Professeur clinique de médecine podiatrique, Université du Québec à

Trois-Rivières

Superviseur de stage de podiatrie en hémodialyse,Centre hospitalier régional de Lanaudière

 

L'insuffisance rénale terminale touchait 41 252 Canadiens en 2014 (Institut canadien d'information sur la santé). Les atteintes de la fonction rénale sont généralement classées en cinq stades. Alors que le premier présente une atteinte légère des reins  avec  moins  de  risque  pour  la  santé,  le cinquième stade, celui de l'insuffisance rénale terminale (IRT), a de nombreux effets sur les systèmes physiologiques, dont plusieurs ont des manifestations au niveau des pieds et des jambes. C'est à ce stade que la personne atteinte doit recourir à un traitement de suppléance rénale.
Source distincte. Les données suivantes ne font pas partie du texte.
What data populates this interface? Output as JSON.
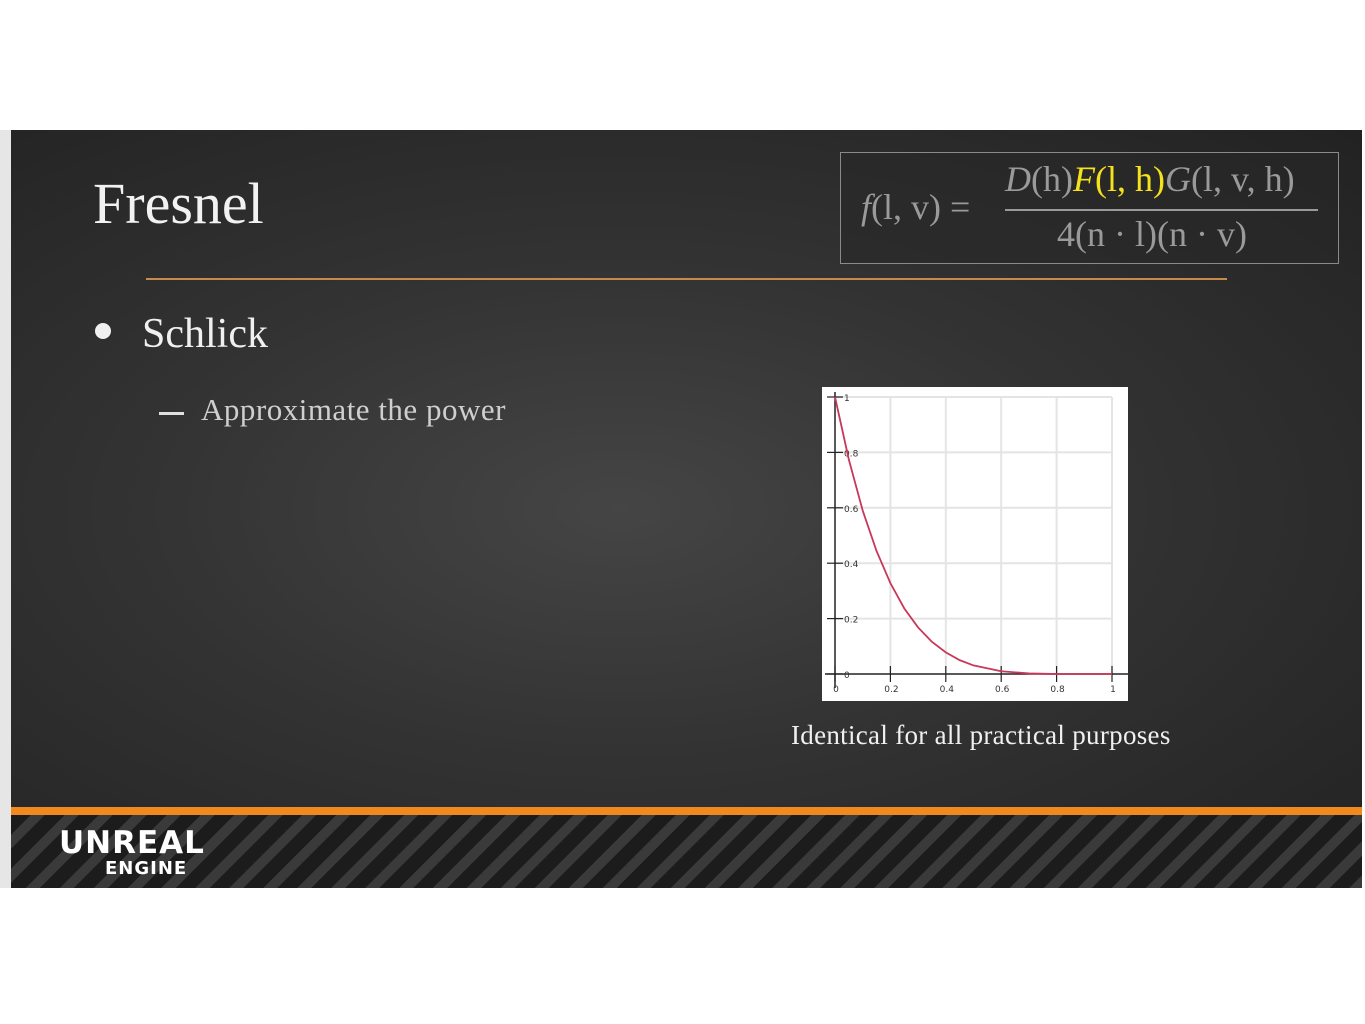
{
  "slide": {
    "title": "Fresnel",
    "bullet": "Schlick",
    "sub_bullet": "Approximate the power",
    "caption": "Identical for all practical purposes"
  },
  "formula": {
    "lhs_func": "f",
    "lhs_args": "(l, v) =",
    "num_D": "D",
    "num_D_args": "(h)",
    "num_F": "F",
    "num_F_args": "(l, h)",
    "num_G": "G",
    "num_G_args": "(l, v, h)",
    "denominator": "4(n · l)(n · v)",
    "highlight_color": "#f5e21c"
  },
  "logo": {
    "main": "UNREAL",
    "sub": "ENGINE"
  },
  "colors": {
    "accent_orange": "#f08a1e",
    "rule": "#c88a4a",
    "curve": "#c8385a"
  },
  "chart_data": {
    "type": "line",
    "x_ticks": [
      "0",
      "0.2",
      "0.4",
      "0.6",
      "0.8",
      "1"
    ],
    "y_ticks": [
      "0",
      "0.2",
      "0.4",
      "0.6",
      "0.8",
      "1"
    ],
    "xlim": [
      0,
      1
    ],
    "ylim": [
      0,
      1
    ],
    "grid": true,
    "series": [
      {
        "x": [
          0,
          0.05,
          0.1,
          0.15,
          0.2,
          0.25,
          0.3,
          0.35,
          0.4,
          0.45,
          0.5,
          0.6,
          0.7,
          0.8,
          0.9,
          1.0
        ],
        "y": [
          1,
          0.774,
          0.59,
          0.444,
          0.328,
          0.237,
          0.168,
          0.116,
          0.078,
          0.05,
          0.031,
          0.01,
          0.002,
          0.0,
          0.0,
          0.0
        ]
      }
    ]
  }
}
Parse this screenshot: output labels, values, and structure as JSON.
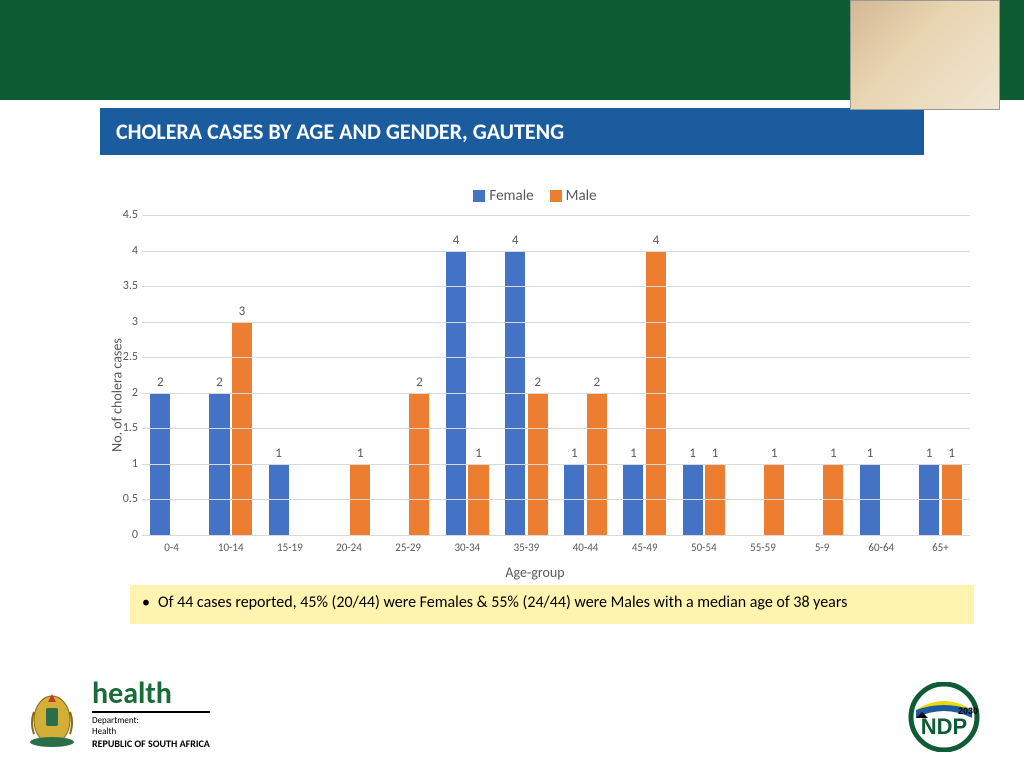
{
  "header": {
    "band_color": "#0d5c34"
  },
  "title": {
    "text": "CHOLERA CASES BY AGE AND GENDER, GAUTENG",
    "bg_color": "#1a5c9e",
    "text_color": "#ffffff"
  },
  "chart": {
    "type": "bar",
    "ylabel": "No. of cholera cases",
    "xlabel": "Age-group",
    "ylim": [
      0,
      4.5
    ],
    "ytick_step": 0.5,
    "background_color": "#ffffff",
    "grid_color": "#d9d9d9",
    "label_fontsize": 14,
    "tick_fontsize": 12,
    "bar_width": 0.34,
    "legend": {
      "items": [
        {
          "label": "Female",
          "color": "#4472c4"
        },
        {
          "label": "Male",
          "color": "#ed7d31"
        }
      ]
    },
    "categories": [
      "0-4",
      "10-14",
      "15-19",
      "20-24",
      "25-29",
      "30-34",
      "35-39",
      "40-44",
      "45-49",
      "50-54",
      "55-59",
      "5-9",
      "60-64",
      "65+"
    ],
    "series": {
      "Female": {
        "color": "#4472c4",
        "values": [
          2,
          2,
          1,
          null,
          null,
          4,
          4,
          1,
          1,
          1,
          null,
          null,
          1,
          1
        ]
      },
      "Male": {
        "color": "#ed7d31",
        "values": [
          null,
          3,
          null,
          1,
          2,
          1,
          2,
          2,
          4,
          1,
          1,
          1,
          null,
          1
        ]
      }
    }
  },
  "bullet": {
    "text": "Of 44 cases reported, 45% (20/44) were Females & 55% (24/44) were Males with a median age of 38 years",
    "bg_color": "#fff3b0"
  },
  "footer": {
    "health_label": "health",
    "department_line1": "Department:",
    "department_line2": "Health",
    "department_line3": "REPUBLIC OF SOUTH AFRICA",
    "ndp_text": "NDP",
    "ndp_year": "2030"
  }
}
Les atteintes du pied associées à l'insuffisance rénale (IR) découlent essentiellement de l'accumulation de déchets métaboliques, de changement nerveux, de déséquilibres électrolytiques, d'atteintes vasculaires macro et microangiopathiques et d'affections tégumentaires. L'IR est à elle seule un facteur de risque d'ulcération aux pieds. La figure 1 énumère les prin- cipales pathologies du pied et de la jambe chez le diabétique et l'insuffisant rénal.

La principale cause d'insuffisance rénale au Canada est le diabète. Les lésions à la microcirculation liées à cette maladie comptent pour plus de 38 % des cas d'IRT (Fondation canadienne du rein). De plus, il est bien établi que le diabète cause plusieurs types d'affections aux pieds dont la plus grave est le développement de plaies qui précèdent 85 % des amputations non traumatiques du membre inférieur (Boulton et Armstrong, 2008).

Chez les patients diabétiques recevant un traitement de suppléance rénale, le risque d'amputation est dix fois supérieur aux autres diabétiques. La littérature démontre qu'en début de traitement de suppléance rénale, environ 10 % des patients ont un historique d'amputation au membre inférieur (Papanas et al., 2007).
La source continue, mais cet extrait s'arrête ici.